Stimmt, beim PS3-Spiel war es sicher nicht diese Methode. Allerdings war es eine ausgereifte Physik-Engine und am Körper selbst wurden verschiedene 2D-Elemente verwendet die zusammen verknüpft waren. Da ich allerdings noch weit entfernt bin sowas zu schreiben, dachte ich mir, es sei einfacher mit vorgezeichneten Strichen vorzudefinieren. Einen Geschwindigkeitsvorteil erhoffe ich mir nur, wenn jemand dafür einen guten Lösungsansatz hätte. Alles einzeln abzuklappern wäre die primitivste Lösung.
Ansonsten müsste ich allen Bildern einzeln Striche und Körper zuweisen.


----------



## Marco13 (1. Nov 2011)

Ja... sorry, ich sehe jetzt nicht, wo man da irgendwas mit Strichzeichnungen gewinnbringend einsetzen könnte. Vielleicht hat ja jemand anderes eine Idee... Quaxli oder Apo oder so...!?


----------



## Quaxli (7. Nov 2011)

TimeIsTheKey hat gesagt.:


> ...Da ich allerdings noch weit entfernt bin sowas zu schreiben...



Klingt für mich nach dem Schlüsselsatz und ist auf keinen Fall böse gemeint  
Ich würde zunächst mal ein normales kleines Spiel schreiben und nur die sichtbaren Grafiken/Sprites auf Kollision prüfen. Einfach zur Erfahrungssammlung. 

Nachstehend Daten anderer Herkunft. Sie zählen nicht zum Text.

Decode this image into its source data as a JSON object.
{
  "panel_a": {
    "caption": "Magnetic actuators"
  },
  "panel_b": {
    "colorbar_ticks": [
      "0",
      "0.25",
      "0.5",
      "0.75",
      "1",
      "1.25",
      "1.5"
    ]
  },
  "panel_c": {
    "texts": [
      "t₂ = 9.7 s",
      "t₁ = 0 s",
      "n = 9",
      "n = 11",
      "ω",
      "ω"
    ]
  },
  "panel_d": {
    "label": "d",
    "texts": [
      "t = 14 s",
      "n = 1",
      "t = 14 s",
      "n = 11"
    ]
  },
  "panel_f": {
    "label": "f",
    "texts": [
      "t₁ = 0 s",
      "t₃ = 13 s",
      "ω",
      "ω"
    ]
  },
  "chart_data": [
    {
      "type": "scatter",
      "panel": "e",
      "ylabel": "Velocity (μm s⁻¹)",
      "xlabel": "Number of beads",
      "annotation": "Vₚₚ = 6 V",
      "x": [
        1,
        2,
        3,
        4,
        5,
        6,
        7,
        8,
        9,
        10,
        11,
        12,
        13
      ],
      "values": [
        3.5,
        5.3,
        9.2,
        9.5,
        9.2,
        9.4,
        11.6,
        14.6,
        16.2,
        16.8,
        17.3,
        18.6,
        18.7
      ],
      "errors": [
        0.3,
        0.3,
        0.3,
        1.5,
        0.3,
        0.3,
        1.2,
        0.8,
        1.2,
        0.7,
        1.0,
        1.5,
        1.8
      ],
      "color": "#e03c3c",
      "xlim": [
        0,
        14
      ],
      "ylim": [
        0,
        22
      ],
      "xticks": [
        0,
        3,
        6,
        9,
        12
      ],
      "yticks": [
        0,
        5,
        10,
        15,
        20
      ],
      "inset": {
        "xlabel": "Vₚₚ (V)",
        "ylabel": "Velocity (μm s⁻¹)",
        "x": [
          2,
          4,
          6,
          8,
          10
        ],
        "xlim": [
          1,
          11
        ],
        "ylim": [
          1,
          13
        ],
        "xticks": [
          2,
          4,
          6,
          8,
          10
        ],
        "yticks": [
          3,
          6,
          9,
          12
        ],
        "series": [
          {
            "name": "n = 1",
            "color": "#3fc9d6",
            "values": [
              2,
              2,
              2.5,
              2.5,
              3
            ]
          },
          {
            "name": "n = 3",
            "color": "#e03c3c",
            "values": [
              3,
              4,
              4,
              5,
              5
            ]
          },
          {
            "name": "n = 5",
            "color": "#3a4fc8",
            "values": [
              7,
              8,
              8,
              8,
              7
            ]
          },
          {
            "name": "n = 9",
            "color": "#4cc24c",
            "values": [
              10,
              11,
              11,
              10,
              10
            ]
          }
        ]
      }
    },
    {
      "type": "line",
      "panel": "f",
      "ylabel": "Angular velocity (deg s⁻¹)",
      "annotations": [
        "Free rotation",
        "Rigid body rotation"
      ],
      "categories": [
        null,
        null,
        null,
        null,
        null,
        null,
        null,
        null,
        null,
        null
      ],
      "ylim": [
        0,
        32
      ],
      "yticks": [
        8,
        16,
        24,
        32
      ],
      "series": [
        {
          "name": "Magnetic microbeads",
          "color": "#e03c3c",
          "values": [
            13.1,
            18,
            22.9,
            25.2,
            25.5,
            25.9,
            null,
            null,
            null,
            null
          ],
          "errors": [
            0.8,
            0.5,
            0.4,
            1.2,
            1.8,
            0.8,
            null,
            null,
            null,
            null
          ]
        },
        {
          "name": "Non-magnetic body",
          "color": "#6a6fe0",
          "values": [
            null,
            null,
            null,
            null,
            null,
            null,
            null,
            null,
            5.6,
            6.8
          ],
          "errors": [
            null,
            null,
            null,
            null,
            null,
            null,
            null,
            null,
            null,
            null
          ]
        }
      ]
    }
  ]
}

Die oben erklärte Vorgehensweise mit den Strichen ist mir auch neu. Hast Du da ggf. mal einen Link? Wenn ich einem Objekt/Sprite weitere Objekte/Sprites zuweisen wollte würde ich mir eine entsprechende Klasse schreiben, die mir das ganze verwaltet. Allerdings würde ich immer noch die Vordergrund-Grafiken abgleichen - aus den von Marco13 oben dargelegten Gründen.

Vielleicht könnte man sich etwas basteln, daß die Vordergrundgrafik in Striche "übersetzt", aber ob das performant und eindeutig ist? :bahnhof:

Vielleicht hat ja sonst jemand eine Idee?


----------



## Opi3 (8. Nov 2011)

Ich habe in as3 mal eine 'kleine' Physik-Engine geschrieben und könnte mir vorstellen,
das einfach jede Figur ein 'strichskelet' hat.
Zumindest bestanden in meiner Engine alle Körper nur aus strecken (kreise gab es nicht wie gesagt 'klein' )
Die Striche werden jetzt nicht 'Pixel für Pixel' auf Kollision geprüft sondern man rechtet sich einfach aus wo und ob sich zwei der strecken schneiden.

Das man die strecken nachher sieht war bestimmt nur eine Debugger-funktion.

^^Vermutung über Vermutung

Opi3


----------